Pria dan Wanita Tidak Dipisah, Santri di Aceh Timur Sisir Pengunjung Pantai

Usir-Pengunjung-Pantai-2
Santri menyidak lokasi objek wisata pantai di Aceh Timur. Foto: Antara

Oleh: Eko Densa

Indonesiainside.id, Aceh – Wisata pantai diduga sebagai salah satu pemicu terjadinya pelanggaran syariat Islam karena tidak ada pemisah antara pria dan wanita di lokasi pemandian. Karenanya, para pengunjung pantai diminta tidak bercampur antata wanita dan laki-laki saat mandi atau berenang.

Para santri yang berasal dari beberapa pondok pesantren (ponpes) di Aceh Timur menyisir bibir pantai sambil membaca ayat suci Alquran dan juga mengumandangkan azan.

“Wahai umat islam yang sedang berwisata di pantai, mari kita jauhkan maksiat dan mari kita mendekatkan diri kepada Allah dengan mengingat-Nya,” imbau salah seorang santri, Ishak di Pantai Kuala Leuge, Kecamatan Peureulak, Kabupaten Aceh Timur.

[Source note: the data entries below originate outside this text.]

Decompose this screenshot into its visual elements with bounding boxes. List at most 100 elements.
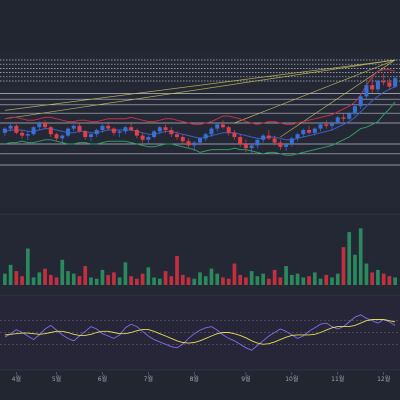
candle-body[interactable] bbox=[54, 134, 59, 139]
volume-bar[interactable] bbox=[106, 274, 111, 285]
candle-body[interactable] bbox=[129, 127, 134, 130]
volume-bar[interactable] bbox=[353, 254, 357, 285]
candle-body[interactable] bbox=[83, 131, 88, 137]
candle-body[interactable] bbox=[243, 144, 248, 149]
candle-body[interactable] bbox=[289, 138, 294, 144]
candle-body[interactable] bbox=[387, 82, 392, 87]
volume-bar[interactable] bbox=[37, 272, 42, 285]
candle-body[interactable] bbox=[255, 139, 260, 146]
candle-body[interactable] bbox=[94, 130, 99, 135]
candle-body[interactable] bbox=[329, 123, 335, 126]
volume-bar[interactable] bbox=[135, 278, 139, 285]
candle-body[interactable] bbox=[318, 124, 323, 129]
candle-body[interactable] bbox=[71, 125, 76, 129]
volume-bar[interactable] bbox=[66, 271, 70, 285]
candle-body[interactable] bbox=[106, 125, 111, 129]
volume-bar[interactable] bbox=[272, 269, 277, 285]
candle-body[interactable] bbox=[261, 135, 266, 140]
candle-body[interactable] bbox=[249, 145, 254, 149]
rsi-series[interactable] bbox=[4, 314, 396, 351]
volume-bar[interactable] bbox=[347, 232, 352, 285]
candle-body[interactable] bbox=[20, 132, 25, 136]
volume-bar[interactable] bbox=[335, 273, 340, 285]
volume-bar[interactable] bbox=[209, 268, 214, 285]
volume-bar[interactable] bbox=[8, 264, 13, 285]
volume-bar[interactable] bbox=[318, 278, 323, 285]
volume-bar[interactable] bbox=[60, 259, 65, 285]
candle-body[interactable] bbox=[364, 85, 369, 97]
candle-body[interactable] bbox=[88, 134, 93, 137]
candle-body[interactable] bbox=[111, 128, 116, 133]
candle-body[interactable] bbox=[266, 135, 271, 139]
candle-body[interactable] bbox=[226, 127, 231, 133]
volume-bar[interactable] bbox=[203, 276, 208, 285]
volume-bar[interactable] bbox=[261, 273, 265, 285]
candle-body[interactable] bbox=[312, 128, 317, 133]
candle-body[interactable] bbox=[375, 81, 380, 90]
volume-bar[interactable] bbox=[186, 277, 191, 285]
volume-bar[interactable] bbox=[123, 262, 128, 285]
candle-body[interactable] bbox=[163, 127, 168, 130]
volume-bar[interactable] bbox=[3, 273, 7, 285]
candle-body[interactable] bbox=[60, 135, 65, 139]
volume-bar[interactable] bbox=[358, 228, 363, 285]
volume-bar[interactable] bbox=[146, 267, 151, 285]
candle-body[interactable] bbox=[358, 96, 363, 107]
candle-body[interactable] bbox=[215, 124, 220, 129]
volume-bar[interactable] bbox=[393, 277, 397, 285]
candle-body[interactable] bbox=[232, 132, 237, 137]
candle-body[interactable] bbox=[295, 134, 300, 139]
candle-body[interactable] bbox=[48, 127, 53, 135]
candle-body[interactable] bbox=[31, 127, 36, 135]
candle-body[interactable] bbox=[169, 130, 174, 135]
volume-bar[interactable] bbox=[295, 273, 300, 285]
candle-body[interactable] bbox=[284, 144, 289, 147]
candle-body[interactable] bbox=[157, 127, 162, 132]
candle-body[interactable] bbox=[307, 130, 312, 133]
candle-body[interactable] bbox=[341, 117, 346, 119]
volume-bar[interactable] bbox=[77, 276, 82, 285]
candle-body[interactable] bbox=[335, 117, 340, 123]
volume-bar[interactable] bbox=[43, 268, 47, 285]
volume-bar[interactable] bbox=[112, 272, 116, 285]
candles[interactable] bbox=[2, 74, 398, 154]
candle-body[interactable] bbox=[146, 137, 151, 140]
volume-bar[interactable] bbox=[289, 274, 294, 285]
volume-bar[interactable] bbox=[215, 273, 220, 285]
candle-body[interactable] bbox=[65, 128, 71, 136]
volume-bar[interactable] bbox=[244, 277, 248, 285]
volume-bar[interactable] bbox=[226, 278, 231, 285]
volume-bar[interactable] bbox=[157, 278, 162, 285]
volume-bar[interactable] bbox=[341, 247, 346, 285]
volume-bar[interactable] bbox=[284, 266, 288, 285]
volume-bar[interactable] bbox=[307, 276, 311, 285]
volume-bar[interactable] bbox=[71, 273, 76, 285]
candle-body[interactable] bbox=[186, 141, 191, 146]
candle-body[interactable] bbox=[134, 130, 139, 136]
candle-body[interactable] bbox=[140, 135, 145, 140]
volume-bar[interactable] bbox=[324, 274, 329, 285]
volume-bar[interactable] bbox=[381, 273, 386, 285]
volume-bar[interactable] bbox=[152, 277, 156, 285]
volume-bar[interactable] bbox=[83, 266, 88, 285]
candle-body[interactable] bbox=[8, 125, 13, 129]
volume-bar[interactable] bbox=[312, 272, 317, 285]
volume-bar[interactable] bbox=[14, 271, 19, 285]
volume-bar[interactable] bbox=[140, 273, 145, 285]
volume-bar[interactable] bbox=[54, 277, 59, 285]
volume-bar[interactable] bbox=[180, 274, 185, 285]
candle-body[interactable] bbox=[301, 130, 306, 135]
volume-bar[interactable] bbox=[301, 277, 306, 285]
volume-bar[interactable] bbox=[175, 256, 179, 285]
volume-bar[interactable] bbox=[117, 277, 122, 285]
candle-body[interactable] bbox=[238, 137, 243, 144]
candle-body[interactable] bbox=[77, 125, 82, 132]
candle-body[interactable] bbox=[180, 137, 185, 142]
candle-body[interactable] bbox=[14, 125, 19, 133]
volume-bar[interactable] bbox=[89, 277, 93, 285]
candle-body[interactable] bbox=[209, 128, 214, 135]
candle-body[interactable] bbox=[381, 81, 386, 83]
candle-body[interactable] bbox=[203, 134, 208, 139]
volume-bar[interactable] bbox=[31, 277, 36, 285]
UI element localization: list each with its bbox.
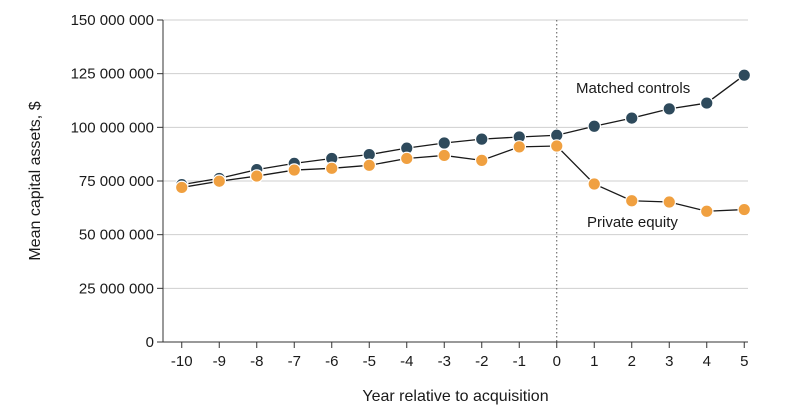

Sejumlah santri melakukan aksi sidak di sejumlah objek wisata pantai di Kabupaten Aceh Timur, Ahad (28/7). Dalam aksi tersebut, mereka meminta para wisatawan untuk menyudahi segala aktivitasnnya dikarenakan dapat mengundang pelanggaran syariat Islam.

Alhasil, satu per satu wisatawan yang sebelumnya sedang mandi di laut bergerak ke darat guna menyudahi aktivitas mereka. Selain menyisir, para santri juga berkumpul membacakan do’a di pinggir pantai dengan harapan dijauhkan malapetaka dari bumi Aceh.

“Mari kita jauhkan perbuatan yang dilarang Allah dan Rasulullah SAW,” tandas Tgk Ishak dengan lantang.

Hal senada juga dikatakan Tgk M Ikbal. Dia justru menilai berwisata di pantai justru mengundang musibah, karena ketiadaan batasan antara laki-laki dan perempuan sama halnya menciptakan maksiat.

“Oleh karenanya, kami berharap umat Islam di seluruh Aceh untuk sama-sama menjaga bumi yang bersyariat Islam ini,” ujar Tgk M Ikbal.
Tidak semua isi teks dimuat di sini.